Pourquoi avoir cherché à montrer et à cacher, dans le même temps, sa judéité
avec un tel jeu de mots ? Et, par la suite, après la seconde guerre
mondiale, alors qu’il a obtenu la nationalité américaine en 1935, pourquoi,
jusqu’à sa mort, alors même que son existence n’était plus menacée, a-t-il
toujours nié, même à ses amis proches, le fait d’avoir été juif (voir à ce
sujet l’article du philosophe Tobie Nathan « Devereux, un hébreu
anarchiste » [Site du Centre Georges Devereux, url : http://www.ethnopsychiatrie.net/actu/hebranarchiste.htm] ) ? Il y a,
là même, comme pour B. Traven, dans cette renonciation à l’identité qui formera
l’essentiel de son apport théorique à l’anthropologie et à la psychanalyse, un
jeu de masques, une mascarade, en somme un jeu, proprement dit, avec la vie.

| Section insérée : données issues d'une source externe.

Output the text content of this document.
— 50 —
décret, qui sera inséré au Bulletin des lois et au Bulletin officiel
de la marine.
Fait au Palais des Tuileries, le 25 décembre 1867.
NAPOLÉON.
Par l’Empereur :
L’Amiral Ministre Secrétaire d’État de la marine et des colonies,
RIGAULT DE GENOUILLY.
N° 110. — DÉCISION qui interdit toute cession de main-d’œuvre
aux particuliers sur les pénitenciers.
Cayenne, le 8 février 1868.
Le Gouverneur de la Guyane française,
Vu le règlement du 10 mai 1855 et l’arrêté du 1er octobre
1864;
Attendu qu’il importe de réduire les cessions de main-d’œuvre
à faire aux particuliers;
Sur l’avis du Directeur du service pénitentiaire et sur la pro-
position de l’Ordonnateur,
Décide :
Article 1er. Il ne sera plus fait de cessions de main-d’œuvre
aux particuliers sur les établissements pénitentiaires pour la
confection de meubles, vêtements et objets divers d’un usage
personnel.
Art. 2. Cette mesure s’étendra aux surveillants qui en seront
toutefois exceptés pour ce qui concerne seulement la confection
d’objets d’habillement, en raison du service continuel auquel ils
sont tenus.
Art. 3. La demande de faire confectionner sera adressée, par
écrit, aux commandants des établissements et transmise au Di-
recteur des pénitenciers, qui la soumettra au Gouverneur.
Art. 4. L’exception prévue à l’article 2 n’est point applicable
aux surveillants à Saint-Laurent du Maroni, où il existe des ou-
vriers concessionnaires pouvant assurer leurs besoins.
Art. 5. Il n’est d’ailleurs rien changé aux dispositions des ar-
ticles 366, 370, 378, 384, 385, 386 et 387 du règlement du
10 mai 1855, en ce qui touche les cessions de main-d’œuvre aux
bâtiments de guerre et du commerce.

Voyons là-même, dans le jeu avec la vie de Devereux, un jeu de mots érudit. A
quoi pourrait aussi correspondre en français « evreu », qui
signifie en roumain (la langue qui a annexé en 1918 sa terre natale) hébreux
? Il y a, en ancien français, le verbe "ever" qui veut dire
"égaler, comparer // aplanir, raboter // se comparer, être
comparable", mais aussi "everser" qui signifier
"renverser", donc "détruire". Devereux égalerait, en l’occurrence,
l’hébreux, Devereux serait un hébreux qui aurait été symboliquement aplani sous
les coups d’un rabot. On a, peut-être, là le shibboleth permettant de renverser
l’être Devereux, et donc, d’une certaine façon, de le « réduire à
néant ».
Quel
rapport reste-t-il encore à tracer entre Devereux et B. Traven ? B. Traven
meurt en 1965 et ses cendres sont dispersées, selon ses volontés, au-dessus du
Chiapas – ce qui est, dans son cas, une façon de ne pas laisser, de nos jours,
à la science la possibilité d’exhumer son corps pour élucider le mystère de ses
origines à partir d’un prélèvement ADN : nul ne sait encore actuellement
qui étaient le père et la mère de Traven, alias Ret Marut. Les cendres de
Devereux, ont, elles aussi, été dispersées en 1985 dans la réserve indienne
Mohave de Parker, au Colorado. L’un et l’autre ont donc pu choisir le sol d’un
peuple premier comme terre d’élection. Il y a là encore, chez ces deux auteurs,
l’affirmation stoïcienne que l’homme est citoyen du monde et qu’il n’a pas de
frontières : l’homme est allemand, anglais, autrichien, hongrois,
mexicain, français, du chiapas, américain, roumain ou mohave, l’homme est ce
qu’il fait de lui, il est le maître de son temps et le fils de ses œuvres.